We present a case report of a patient with pneumocranium secondary to halo vest pin penetration and a review of literature. The objectives of this study are to report a rare complication of halo vest pin insertion and to discuss methods of prevention of this complication. Halo vest orthosis is a commonly used and well-tolerated upper cervical spinal stabilizing device. Reports of complications related to pin penetration is rare and from our review, there has been no reports of pneumocranium occurring from insertion of pins following standard anatomical landmarks. A 57-year-old male sustained a type 1 traumatic spondylolisthesis of C2/C3 following a motor vehicle accident. During application of the halo vest, penetration of the left anterior pin through the abnormally enlarged frontal sinus occurred. The patient developed headache, vomiting and CSF rhinorrhoea over his left nostril. He was treated with intravenous Ceftriaxone for 1 week. This resulted in resolution of his symptoms as well as the pneumocranium. In conclusion, complications of halo vest pin penetration are rare and need immediate recognition. Despite the use of anatomical landmarks, pin penetration is still possible due to aberrant anatomy. All patients should have a skull X-ray with a radio-opaque marker done prior to placement of the halo vest pins and halo vest pins have to be inserted by experienced personnel to enable early detection of pin penetration.

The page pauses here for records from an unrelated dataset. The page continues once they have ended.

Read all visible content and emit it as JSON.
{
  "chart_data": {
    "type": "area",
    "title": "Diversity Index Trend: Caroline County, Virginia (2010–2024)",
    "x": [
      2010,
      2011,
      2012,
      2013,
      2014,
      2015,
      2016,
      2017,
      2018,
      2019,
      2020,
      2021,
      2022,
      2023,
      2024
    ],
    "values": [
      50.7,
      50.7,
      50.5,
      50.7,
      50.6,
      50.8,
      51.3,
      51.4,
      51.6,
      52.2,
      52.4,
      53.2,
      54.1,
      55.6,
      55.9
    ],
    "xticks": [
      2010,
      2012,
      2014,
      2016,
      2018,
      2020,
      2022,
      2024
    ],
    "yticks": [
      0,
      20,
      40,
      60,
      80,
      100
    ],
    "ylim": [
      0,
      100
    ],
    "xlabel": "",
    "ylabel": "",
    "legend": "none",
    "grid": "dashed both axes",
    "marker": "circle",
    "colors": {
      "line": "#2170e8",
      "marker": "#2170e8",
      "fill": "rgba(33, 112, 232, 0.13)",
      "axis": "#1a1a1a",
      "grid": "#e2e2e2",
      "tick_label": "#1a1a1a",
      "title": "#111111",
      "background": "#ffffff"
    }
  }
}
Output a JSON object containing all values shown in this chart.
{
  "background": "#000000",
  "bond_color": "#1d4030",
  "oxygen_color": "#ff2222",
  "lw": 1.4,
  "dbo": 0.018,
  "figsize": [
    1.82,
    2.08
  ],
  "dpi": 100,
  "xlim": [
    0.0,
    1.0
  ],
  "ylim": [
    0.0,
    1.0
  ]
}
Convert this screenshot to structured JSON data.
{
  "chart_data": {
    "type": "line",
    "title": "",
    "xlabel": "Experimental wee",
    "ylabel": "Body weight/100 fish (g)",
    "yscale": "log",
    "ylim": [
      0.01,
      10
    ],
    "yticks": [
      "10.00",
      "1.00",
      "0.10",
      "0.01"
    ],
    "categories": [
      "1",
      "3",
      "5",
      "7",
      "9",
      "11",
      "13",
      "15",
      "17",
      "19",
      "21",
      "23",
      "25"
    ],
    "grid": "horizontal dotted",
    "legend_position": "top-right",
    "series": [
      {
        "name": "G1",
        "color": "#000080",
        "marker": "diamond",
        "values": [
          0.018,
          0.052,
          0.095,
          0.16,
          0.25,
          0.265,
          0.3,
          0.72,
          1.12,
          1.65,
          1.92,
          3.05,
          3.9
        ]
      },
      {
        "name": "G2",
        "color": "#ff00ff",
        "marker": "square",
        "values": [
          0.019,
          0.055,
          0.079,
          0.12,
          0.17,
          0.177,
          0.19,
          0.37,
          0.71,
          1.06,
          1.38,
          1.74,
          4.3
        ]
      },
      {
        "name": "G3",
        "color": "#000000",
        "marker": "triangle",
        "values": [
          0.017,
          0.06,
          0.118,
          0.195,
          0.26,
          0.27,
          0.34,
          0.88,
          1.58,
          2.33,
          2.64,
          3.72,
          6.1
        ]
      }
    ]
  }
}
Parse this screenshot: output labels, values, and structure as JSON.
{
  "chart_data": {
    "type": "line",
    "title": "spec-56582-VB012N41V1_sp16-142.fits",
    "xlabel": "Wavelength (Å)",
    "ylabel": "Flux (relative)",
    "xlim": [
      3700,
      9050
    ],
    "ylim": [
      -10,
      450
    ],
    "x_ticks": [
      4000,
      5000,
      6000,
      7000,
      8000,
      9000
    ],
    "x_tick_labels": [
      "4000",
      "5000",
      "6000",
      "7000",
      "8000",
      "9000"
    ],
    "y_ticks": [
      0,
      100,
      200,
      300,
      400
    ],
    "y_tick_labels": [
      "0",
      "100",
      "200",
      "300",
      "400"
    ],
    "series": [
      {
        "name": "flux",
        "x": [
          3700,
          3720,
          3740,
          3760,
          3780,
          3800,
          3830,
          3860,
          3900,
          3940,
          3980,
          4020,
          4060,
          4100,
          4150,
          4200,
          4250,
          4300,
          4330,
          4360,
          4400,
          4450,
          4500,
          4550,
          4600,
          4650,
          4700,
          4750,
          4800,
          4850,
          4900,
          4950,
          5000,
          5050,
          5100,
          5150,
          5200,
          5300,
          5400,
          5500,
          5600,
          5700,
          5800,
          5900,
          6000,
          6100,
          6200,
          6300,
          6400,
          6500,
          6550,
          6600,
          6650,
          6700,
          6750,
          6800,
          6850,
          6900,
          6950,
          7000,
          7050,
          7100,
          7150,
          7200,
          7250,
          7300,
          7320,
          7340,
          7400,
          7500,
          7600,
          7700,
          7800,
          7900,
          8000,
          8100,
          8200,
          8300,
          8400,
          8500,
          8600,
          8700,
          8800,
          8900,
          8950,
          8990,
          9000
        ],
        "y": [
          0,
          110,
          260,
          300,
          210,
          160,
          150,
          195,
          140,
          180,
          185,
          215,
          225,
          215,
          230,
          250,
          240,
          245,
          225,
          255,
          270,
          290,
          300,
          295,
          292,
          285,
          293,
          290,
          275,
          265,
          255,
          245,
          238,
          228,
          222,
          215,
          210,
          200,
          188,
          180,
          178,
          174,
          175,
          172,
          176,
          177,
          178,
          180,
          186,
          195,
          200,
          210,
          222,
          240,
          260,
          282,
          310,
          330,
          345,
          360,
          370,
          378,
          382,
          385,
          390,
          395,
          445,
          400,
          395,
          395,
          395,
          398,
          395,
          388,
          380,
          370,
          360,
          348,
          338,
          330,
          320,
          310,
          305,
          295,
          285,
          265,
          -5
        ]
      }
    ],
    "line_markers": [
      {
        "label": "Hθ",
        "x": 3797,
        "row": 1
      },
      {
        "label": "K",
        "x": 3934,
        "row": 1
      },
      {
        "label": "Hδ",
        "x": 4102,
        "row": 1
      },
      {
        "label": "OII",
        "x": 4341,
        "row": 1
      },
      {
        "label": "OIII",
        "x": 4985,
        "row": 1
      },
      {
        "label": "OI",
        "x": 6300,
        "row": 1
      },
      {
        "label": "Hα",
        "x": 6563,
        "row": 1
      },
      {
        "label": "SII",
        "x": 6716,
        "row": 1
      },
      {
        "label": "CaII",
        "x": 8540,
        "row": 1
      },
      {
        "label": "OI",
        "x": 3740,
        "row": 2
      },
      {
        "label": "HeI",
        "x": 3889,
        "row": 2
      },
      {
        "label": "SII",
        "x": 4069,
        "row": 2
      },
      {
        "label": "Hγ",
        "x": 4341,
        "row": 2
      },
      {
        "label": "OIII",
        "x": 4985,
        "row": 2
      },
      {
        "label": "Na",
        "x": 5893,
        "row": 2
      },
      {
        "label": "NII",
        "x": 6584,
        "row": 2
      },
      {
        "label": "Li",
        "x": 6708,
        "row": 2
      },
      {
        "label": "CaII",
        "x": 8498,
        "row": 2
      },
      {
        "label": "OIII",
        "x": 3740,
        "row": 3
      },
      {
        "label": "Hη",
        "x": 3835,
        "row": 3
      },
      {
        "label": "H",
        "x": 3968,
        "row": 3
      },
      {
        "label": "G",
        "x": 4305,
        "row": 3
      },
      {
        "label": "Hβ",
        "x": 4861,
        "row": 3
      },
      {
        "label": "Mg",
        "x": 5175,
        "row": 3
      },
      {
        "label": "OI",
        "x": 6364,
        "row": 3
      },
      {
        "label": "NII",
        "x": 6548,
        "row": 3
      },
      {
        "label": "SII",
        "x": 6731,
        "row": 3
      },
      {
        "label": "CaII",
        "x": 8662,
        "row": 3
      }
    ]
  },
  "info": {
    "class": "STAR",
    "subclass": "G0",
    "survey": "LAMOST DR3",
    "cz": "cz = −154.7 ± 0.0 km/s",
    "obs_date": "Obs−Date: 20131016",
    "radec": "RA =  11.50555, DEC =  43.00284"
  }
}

我们报告一例因头环背心固定针穿透导致气颅的病例,并对相关文献进行综述。本研究的目的是报告头环背心固定针插入罕见的并发症,并讨论预防该并发症的方法。头环背心矫形器是一种常用且耐受性良好的上颈椎稳定装置。与固定针穿透相关的并发症报道罕见,根据我们的综述,尚无按照标准解剖标志插入固定针后发生气颅的报道。一名57岁男性在机动车事故后发生C2/C3 1型创伤性椎体滑脱。在应用头环背心时,左前方固定针穿透异常增大的额窦。患者出现头痛、呕吐及左侧鼻孔脑脊液鼻漏。给予静脉注射头孢曲松治疗1周。这使他的症状和气颅均得到缓解。总之,头环背心固定针穿透的并发症罕见,需要立即识别。尽管使用了解剖标志,但由于解剖结构异常,固定针仍有可能穿透。所有患者在放置头环背心固定针之前均应进行带有不透射线标记物的颅骨X线检查,并且头环背心固定针必须由经验丰富的人员插入,以便能够早期发现固定针穿透。